As with the U.S. school lunch program, the McGovern-Dole Program helps attract children to schools. The nutritious meals provided help keep them alert and focused so they can learn, and nourished so they can grow and mature. First authorized in 2002, the program provides for donations of U.S. agricultural products, and financial and technical assistance for school food programs and maternal and child nutrition projects in low-income countries that are committed to universal education. In 2005 alone, the McGovern-Dole program distributed 120,000 metric tons of U.S. food commodities, including wheat, wheat flour, corn, rice, dry beans and vegetable oils, to schools that run feeding programs in the world’s poorest countries. In addition to federal funding, outside donors have provided approximately $1 billion to complement the McGovern-Dole program, making this initiative a successful public-private partnership.

McGovern-Dole has a proven track record of reducing hunger among school-age children and improving literacy and primary education enrollment in areas where conflict, hunger, poverty and HIV/AIDS are prevalent. School meals, teacher training, and related support have helped boost school enrollment and academic performance. These positive results are especially true among girls, including those who live where girls are commonly mistreated and marginalized.

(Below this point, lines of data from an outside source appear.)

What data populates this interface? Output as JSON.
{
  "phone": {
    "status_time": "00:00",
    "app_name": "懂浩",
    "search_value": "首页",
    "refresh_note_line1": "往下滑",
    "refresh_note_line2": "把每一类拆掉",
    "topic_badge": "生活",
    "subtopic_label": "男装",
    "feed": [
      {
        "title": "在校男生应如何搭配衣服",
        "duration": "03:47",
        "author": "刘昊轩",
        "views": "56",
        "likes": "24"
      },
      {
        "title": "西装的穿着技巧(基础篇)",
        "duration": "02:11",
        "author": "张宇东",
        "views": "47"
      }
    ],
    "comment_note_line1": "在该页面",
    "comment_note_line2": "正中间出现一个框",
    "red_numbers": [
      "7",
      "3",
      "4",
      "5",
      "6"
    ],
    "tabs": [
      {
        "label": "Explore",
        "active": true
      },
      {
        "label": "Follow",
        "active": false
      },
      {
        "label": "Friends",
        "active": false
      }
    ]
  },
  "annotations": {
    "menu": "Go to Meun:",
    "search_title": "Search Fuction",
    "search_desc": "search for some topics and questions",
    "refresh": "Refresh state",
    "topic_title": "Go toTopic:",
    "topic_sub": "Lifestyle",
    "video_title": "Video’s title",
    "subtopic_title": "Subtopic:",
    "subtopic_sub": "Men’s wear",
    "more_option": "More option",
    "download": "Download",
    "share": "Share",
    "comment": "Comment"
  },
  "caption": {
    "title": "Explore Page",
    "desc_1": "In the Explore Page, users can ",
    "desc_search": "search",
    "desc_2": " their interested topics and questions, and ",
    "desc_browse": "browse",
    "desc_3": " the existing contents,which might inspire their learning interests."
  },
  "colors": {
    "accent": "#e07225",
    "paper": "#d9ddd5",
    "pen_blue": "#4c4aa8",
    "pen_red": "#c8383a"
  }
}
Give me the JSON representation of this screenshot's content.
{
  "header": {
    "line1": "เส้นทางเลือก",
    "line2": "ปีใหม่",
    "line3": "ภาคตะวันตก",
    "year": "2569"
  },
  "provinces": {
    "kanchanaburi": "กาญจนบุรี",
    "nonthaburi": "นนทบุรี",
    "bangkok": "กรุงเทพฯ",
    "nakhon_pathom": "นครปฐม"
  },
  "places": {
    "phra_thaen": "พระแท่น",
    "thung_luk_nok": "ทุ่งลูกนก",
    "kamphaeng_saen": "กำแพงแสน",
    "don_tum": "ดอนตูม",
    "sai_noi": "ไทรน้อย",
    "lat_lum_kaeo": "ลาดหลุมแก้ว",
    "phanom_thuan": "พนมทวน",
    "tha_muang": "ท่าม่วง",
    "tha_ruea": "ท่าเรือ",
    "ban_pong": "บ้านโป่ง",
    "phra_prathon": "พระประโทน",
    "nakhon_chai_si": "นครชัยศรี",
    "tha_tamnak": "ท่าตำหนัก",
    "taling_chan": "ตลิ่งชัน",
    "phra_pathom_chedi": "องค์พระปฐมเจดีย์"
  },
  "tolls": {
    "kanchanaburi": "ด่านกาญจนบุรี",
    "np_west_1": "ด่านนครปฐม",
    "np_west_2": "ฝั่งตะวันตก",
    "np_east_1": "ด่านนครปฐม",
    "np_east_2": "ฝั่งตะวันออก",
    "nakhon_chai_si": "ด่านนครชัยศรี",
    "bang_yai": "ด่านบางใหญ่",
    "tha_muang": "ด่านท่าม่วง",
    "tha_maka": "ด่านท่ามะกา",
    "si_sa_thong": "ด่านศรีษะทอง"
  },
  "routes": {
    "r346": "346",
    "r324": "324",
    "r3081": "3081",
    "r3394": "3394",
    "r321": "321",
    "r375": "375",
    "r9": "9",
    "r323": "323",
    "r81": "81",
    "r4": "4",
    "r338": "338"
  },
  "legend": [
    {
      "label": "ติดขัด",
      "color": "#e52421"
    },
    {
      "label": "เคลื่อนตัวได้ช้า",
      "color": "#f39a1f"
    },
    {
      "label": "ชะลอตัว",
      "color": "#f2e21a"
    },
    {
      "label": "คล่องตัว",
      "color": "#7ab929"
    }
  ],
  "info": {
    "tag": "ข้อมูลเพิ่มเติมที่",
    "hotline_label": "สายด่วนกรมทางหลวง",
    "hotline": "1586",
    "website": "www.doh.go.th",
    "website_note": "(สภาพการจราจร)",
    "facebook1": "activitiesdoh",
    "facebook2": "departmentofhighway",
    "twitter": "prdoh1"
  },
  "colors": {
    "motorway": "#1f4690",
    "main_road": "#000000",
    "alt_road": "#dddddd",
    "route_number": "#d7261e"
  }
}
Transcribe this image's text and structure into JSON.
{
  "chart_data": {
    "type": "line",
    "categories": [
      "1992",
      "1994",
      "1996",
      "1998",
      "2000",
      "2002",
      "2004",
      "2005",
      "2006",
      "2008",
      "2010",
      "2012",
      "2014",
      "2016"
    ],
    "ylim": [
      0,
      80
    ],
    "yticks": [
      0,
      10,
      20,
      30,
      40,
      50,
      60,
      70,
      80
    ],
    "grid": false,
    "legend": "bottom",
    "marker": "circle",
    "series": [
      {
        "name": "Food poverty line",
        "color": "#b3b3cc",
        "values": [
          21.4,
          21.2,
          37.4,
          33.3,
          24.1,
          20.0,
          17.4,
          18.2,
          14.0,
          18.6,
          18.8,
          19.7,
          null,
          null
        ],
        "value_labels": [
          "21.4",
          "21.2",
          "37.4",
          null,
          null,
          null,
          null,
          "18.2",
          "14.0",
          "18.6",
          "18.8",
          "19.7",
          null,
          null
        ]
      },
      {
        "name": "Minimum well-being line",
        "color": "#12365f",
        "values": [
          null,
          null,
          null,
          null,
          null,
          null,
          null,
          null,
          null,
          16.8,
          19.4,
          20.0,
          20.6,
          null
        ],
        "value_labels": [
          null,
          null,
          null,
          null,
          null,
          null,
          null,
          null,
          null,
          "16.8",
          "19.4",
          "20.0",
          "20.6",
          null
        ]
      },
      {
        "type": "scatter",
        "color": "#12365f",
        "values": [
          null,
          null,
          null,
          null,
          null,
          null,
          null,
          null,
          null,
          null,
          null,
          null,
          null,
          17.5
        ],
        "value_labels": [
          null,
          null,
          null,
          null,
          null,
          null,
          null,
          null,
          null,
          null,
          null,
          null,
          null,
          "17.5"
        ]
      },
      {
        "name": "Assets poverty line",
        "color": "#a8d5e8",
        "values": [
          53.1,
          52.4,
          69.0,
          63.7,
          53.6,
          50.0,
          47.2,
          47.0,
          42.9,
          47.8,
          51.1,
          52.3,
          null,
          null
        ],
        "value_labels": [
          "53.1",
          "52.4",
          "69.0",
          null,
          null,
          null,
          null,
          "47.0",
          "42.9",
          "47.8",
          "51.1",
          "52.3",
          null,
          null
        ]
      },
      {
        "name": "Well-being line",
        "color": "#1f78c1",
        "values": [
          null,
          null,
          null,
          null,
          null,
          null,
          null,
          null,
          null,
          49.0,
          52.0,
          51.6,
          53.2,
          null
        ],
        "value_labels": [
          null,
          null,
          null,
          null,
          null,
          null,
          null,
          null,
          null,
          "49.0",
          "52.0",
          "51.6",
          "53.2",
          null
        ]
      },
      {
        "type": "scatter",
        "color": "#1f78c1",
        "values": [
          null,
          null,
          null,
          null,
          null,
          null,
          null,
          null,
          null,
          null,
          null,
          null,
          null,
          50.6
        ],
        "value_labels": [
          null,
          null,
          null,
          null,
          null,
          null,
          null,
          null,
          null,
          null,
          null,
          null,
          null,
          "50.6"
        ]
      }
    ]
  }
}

Throughout my career in public service, I have seen the faces of hunger so many times. During my time at the American Red Cross, I witnessed hunger and starvation in war-torn Rwanda and famine-stricken Somalia. In Baidoa, I came upon a little boy lying under a sack. I thought he was dead . . . but as his brother sat him up, I could see that he was severely malnourished. I asked for camel’s milk to feed him, and as I raised the cup to his mouth, I put my arm around his back. The feeling of the little bones almost piercing through his flesh is something I will never forget. That is when the horror of starvation becomes real – when you can touch it.

In Deuteronomy 15:7, the Bible tells us, “If there is among you a poor man, one of your brethren, in any of your towns within your land which the Lord your God gives you, you shall not harden your heart or shut your hand against your poor brother.”

I implore friends on both sides of the aisle – and the people of this great country – to join in this mission – this grassroots network of compassion that transcends political ideology and provides hope and security not only for those in need today but for future generations. Let us stand and fight as one in this mission to end hunger.